Células solares de puntos cuánticos coloidales

Abstract

Scarcity of oil reserves together with the increasing environmental awareness are motivating the scientific community to dedicate much effort toward the development of new technologies for producing energy from renewable sources, including photovoltaics. So far, the main handicap of this technology is the high economical cost, therefore the researchers are focusing on the development of cheaper materials and innovative technologies. Among all the available materials, colloidal quantum dots are expected to be excellent candidates for photovoltaics,due to the combination of low-cost processing, high extinction coefficients, band-gap tunability and relatively high stability. The present work focuses on the study of the working principles of quantum dot based solar cells in the solid state (without liquid electrolytes), by following a standard procedure to prepare the corresponding devices in a reproducible and systematic way. Different samples have been prepared under different conditions and treatments to elucidate their effect on the performance of the devices, which were characterized using different optoelectronic techniques. Devices are prepared on basis to the typical depleted heterojunction configuration (Figura 1), which consists of a mesoporous electron transport layer (TiO2) deposited on a conductive glass (FTO), a PbS quandum dot layer and finally a metalic contact (Au) evaporated on the top.
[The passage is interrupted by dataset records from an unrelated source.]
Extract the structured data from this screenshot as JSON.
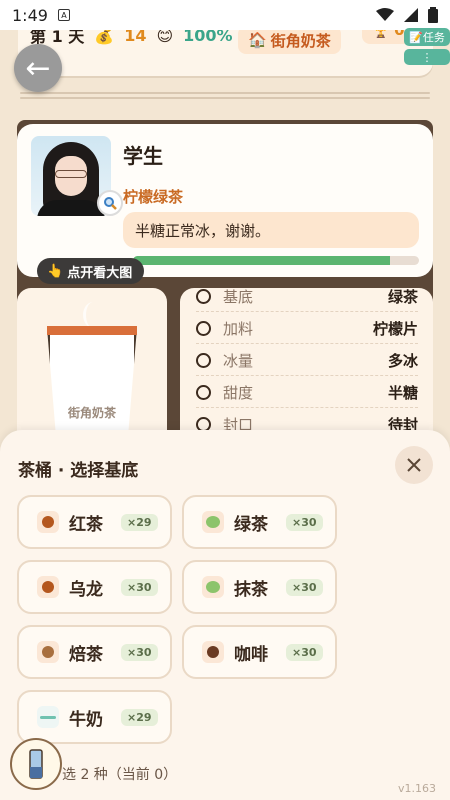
{
  "status_bar": {
    "time": "1:49"
  },
  "top_bar": {
    "day": "第 1 天",
    "money": "14",
    "percent": "100%",
    "shop_name": "街角奶茶",
    "trophy_count": "0",
    "task_label": "任务",
    "more_label": "⋮"
  },
  "customer": {
    "name": "学生",
    "drink": "柠檬绿茶",
    "speech": "半糖正常冰，谢谢。",
    "patience": 0.9,
    "view_big_label": "点开看大图"
  },
  "cup": {
    "label": "街角奶茶"
  },
  "recipe": [
    {
      "label": "基底",
      "value": "绿茶"
    },
    {
      "label": "加料",
      "value": "柠檬片"
    },
    {
      "label": "冰量",
      "value": "多冰"
    },
    {
      "label": "甜度",
      "value": "半糖"
    },
    {
      "label": "封口",
      "value": "待封"
    }
  ],
  "sheet": {
    "title": "茶桶 · 选择基底",
    "options": [
      {
        "name": "红茶",
        "count": "×29",
        "color": "#b4571e"
      },
      {
        "name": "绿茶",
        "count": "×30",
        "color": "#8cc46b"
      },
      {
        "name": "乌龙",
        "count": "×30",
        "color": "#b4571e"
      },
      {
        "name": "抹茶",
        "count": "×30",
        "color": "#8cc46b"
      },
      {
        "name": "焙茶",
        "count": "×30",
        "color": "#a86f3e"
      },
      {
        "name": "咖啡",
        "count": "×30",
        "color": "#6a3a22"
      },
      {
        "name": "牛奶",
        "count": "×29",
        "color": "#6fc2b0"
      }
    ],
    "hint": "选 2 种（当前 0）",
    "version": "v1.163"
  }
}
In order to reduce the number of short-circuited devices, a compact layer of TiO2 was included between the mesoporous TiO2 layer and the FTO. The nanostructured TiO2 electrode was functionalized with organic ligands, which promoted an improvement on the FF values and consequently, a significant increase of the device efficiency. Moreover, several parameters such as the amount of photoactive material, the significance of using a mesoporous layer of TiO2 or the effect of the nature of the inter-dot ligands, among others, were studied and optimized. After the realization of this work, we were able to prepare devices in a reliable and systematic manner with maximum efficiencies of 2,1%.